メチレンブルーは「頭がよくなる薬」か?

「頭がよくなる薬」が見つかる:米大学
以下は、記事の抜粋です。


メチレンブルーの経口投与が、短期記憶と集中力をコントロールする脳の部位の働きを増大させることが示された。

これまでの動物実験では、1回のメチレンブルーの低用量投与によって「文脈記憶」が高まることが示されている。文脈記憶とは、ある記憶とその背景を意識的に思い出すタイプの記憶ことを指す。これは、例えばある歌や臭いがきっかけとなって思い出されるタイプの記憶のことだ。

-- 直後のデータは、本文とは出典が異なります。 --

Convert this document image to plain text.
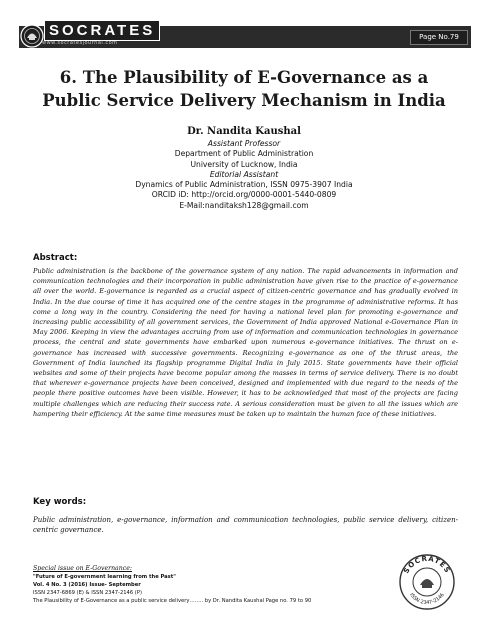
SOCRATES
www.socratesjournal.com
Page No.79
6. The Plausibility of E-Governance as a Public Service Delivery Mechanism in India
Dr. Nandita Kaushal
Assistant Professor
Department of Public Administration
University of Lucknow, India
Editorial Assistant
Dynamics of Public Administration, ISSN 0975-3907 India
ORCID iD: http://orcid.org/0000-0001-5440-0809
E-Mail:nanditaksh128@gmail.com
Abstract:
Public administration is the backbone of the governance system of any nation. The rapid advancements in information and communication technologies and their incorporation in public administration have given rise to the practice of e-governance all over the world. E-governance is regarded as a crucial aspect of citizen-centric governance and has gradually evolved in India. In the due course of time it has acquired one of the centre stages in the programme of administrative reforms. It has come a long way in the country. Considering the need for having a national level plan for promoting e-governance and increasing public accessibility of all government services, the Government of India approved National e-Governance Plan in May 2006. Keeping in view the advantages accruing from use of information and communication technologies in governance process, the central and state governments have embarked upon numerous e-governance initiatives. The thrust on e-governance has increased with successive governments. Recognizing e-governance as one of the thrust areas, the Government of India launched its flagship programme Digital India in July 2015. State governments have their official websites and some of their projects have become popular among the masses in terms of service delivery. There is no doubt that wherever e-governance projects have been conceived, designed and implemented with due regard to the needs of the people there positive outcomes have been visible. However, it has to be acknowledged that most of the projects are facing multiple challenges which are reducing their success rate. A serious consideration must be given to all the issues which are hampering their efficiency. At the same time measures must be taken up to maintain the human face of these initiatives.
Key words:
Public administration, e-governance, information and communication technologies, public service delivery, citizen-centric governance.
Special issue on E-Governance:
"Future of E-government learning from the Past"
Vol. 4 No. 3 (2016) Issue- September
ISSN 2347-6869 (E) & ISSN 2347-2146 (P)
The Plausibility of E-Governance as a public service delivery…….. by Dr. Nandita Kaushal Page no. 79 to 90
SOCRATES
ISSN 2347-2146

今回の臨床試験には、22~62歳までの計26人の健康な人々が参加した。参加者は低用量のメチレンブルーか対照実験用の効用のない薬を服用し、服用前と服用の1時間後にfMRIスキャンを行った。

その結果、メチレンブルーは島皮質と呼ばれる脳の領域の反応を増加させた。この領域は脳の深い部分にあり、感情の働きに関与している。さらに、記憶の処理をコントロールする前頭前皮質、知覚情報の処理を行う頭頂葉、視覚情報処理の中枢である後頭皮質といった、短期記憶を取り出す際に働く部位の反応も(メチレンブルーによって)高められることが示された。

今回の研究結果は、たった1回のメチレンブルーの投与によって、集中力の維持と短期記憶に関係する脳の働きを改善できることを示唆している。


元論文のタイトルは、”Multimodal Randomized Functional MR Imaging of the Effects of Methylene Blue in the Human Brain”です(論文をみる)。症例数は少ないですが、メチレンブルーが集中力と短期記憶を改善することを示唆しています。

メチレンブルーは、日本では中毒性メトヘモグロビン血症の治療に用いられる薬物として市販されています(資料をみる)。また、金魚などの白点病にも用いられるホームセンターなどでも安価で購入できる薬品です。皆が手を出す前に、もう少し大規模の臨床試験で安全性と効果を確認してほしいと思います。

関係ないかもしれませんが、メチレンブルーには、脳でセロトニンやドーパミンを分解するモノアミン酸化酵素(monoamine oxidase、MAO)の阻害作用があり、SSRIなどの抗うつ剤の作用を増強することが知られています。